IDAct improves on this by providing a more nuanced reading of the signal from the RFID tags. It can detect minute fluctuations in the signal coming back from tags to detect when an object is moved or whether a person is touching it. It can also detect changes in a room’s electromagnetic field to infer, for example, when a human is present.

“Every object causes electromagnetic interference in a specific way,” Sample says. “We can use that information, along with information from RFID tags, to get a very detailed picture of what’s going on in a given space.”

A machine learning algorithm an onsite computer runs then analyzes these improved signals to infer what’s happening in a room. In the testing phase, a laptop did this processing, but Sample envisions that researchers will eventually integrate the necessary hardware into the RFID reader itself.

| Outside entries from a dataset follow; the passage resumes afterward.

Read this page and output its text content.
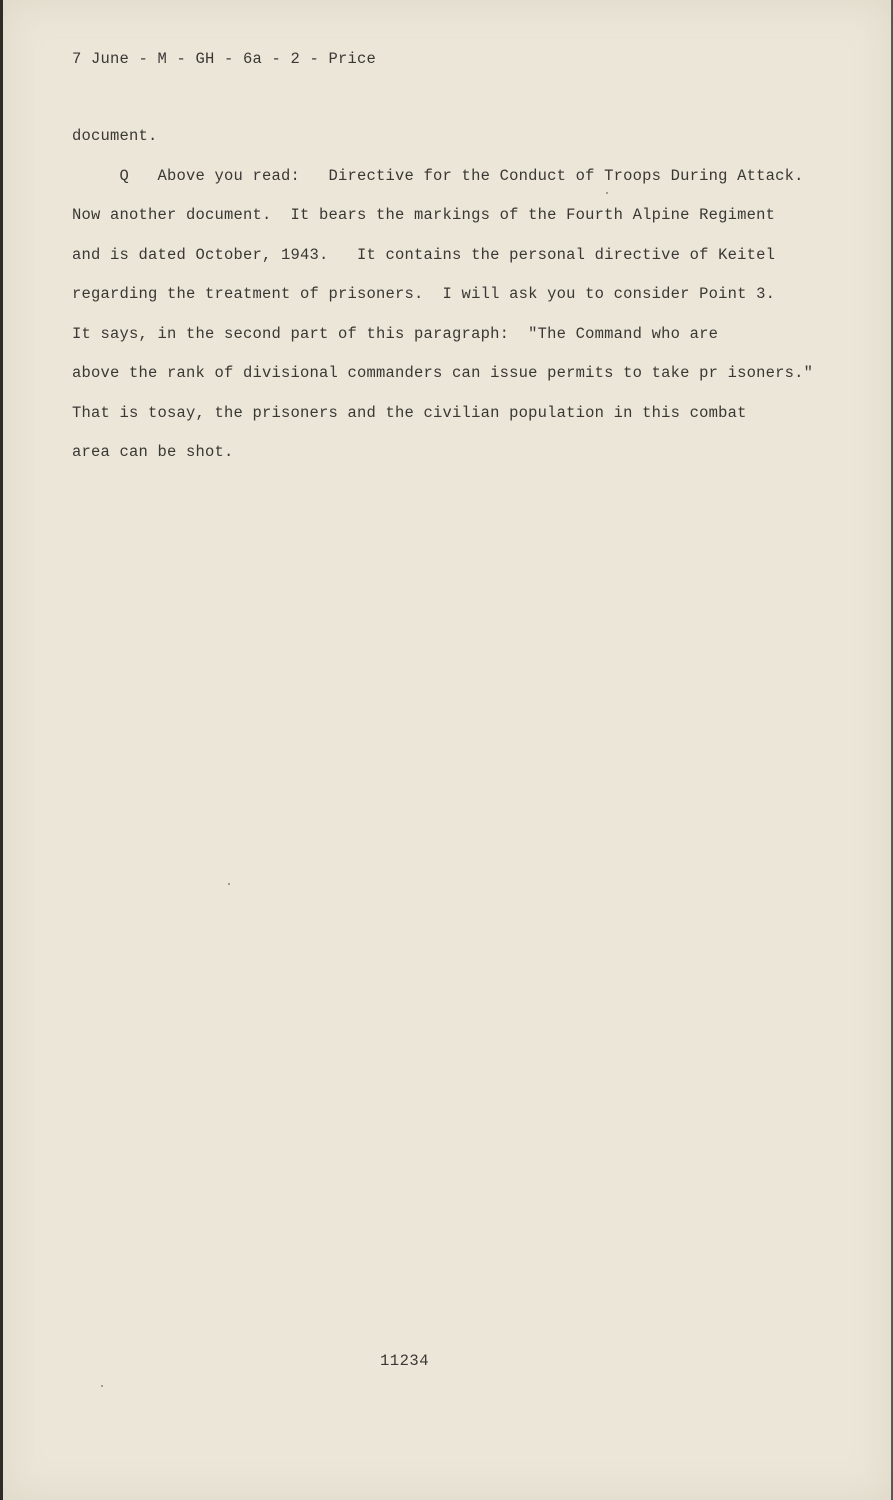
7 June - M - GH - 6a - 2 - Price
document.
Q   Above you read:   Directive for the Conduct of Troops During Attack.
Now another document.  It bears the markings of the Fourth Alpine Regiment
and is dated October, 1943.   It contains the personal directive of Keitel
regarding the treatment of prisoners.  I will ask you to consider Point 3.
It says, in the second part of this paragraph:  "The Command who are
above the rank of divisional commanders can issue permits to take pr isoners."
That is tosay, the prisoners and the civilian population in this combat
area can be shot.
11234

The team tested the technology by outfitting a volunteer’s apartment with a series of RFID readers and then tagging household objects with RFID tags. They collected 26 hours of data from each room while users were present, and also collected two hours of data from empty rooms as a control.

The team now plans to look for industry partners that could build out the technology for use in elder care settings.

Additional researchers from the University of Washington and Intel Corp contributed to the work. Intel Labs supported the research.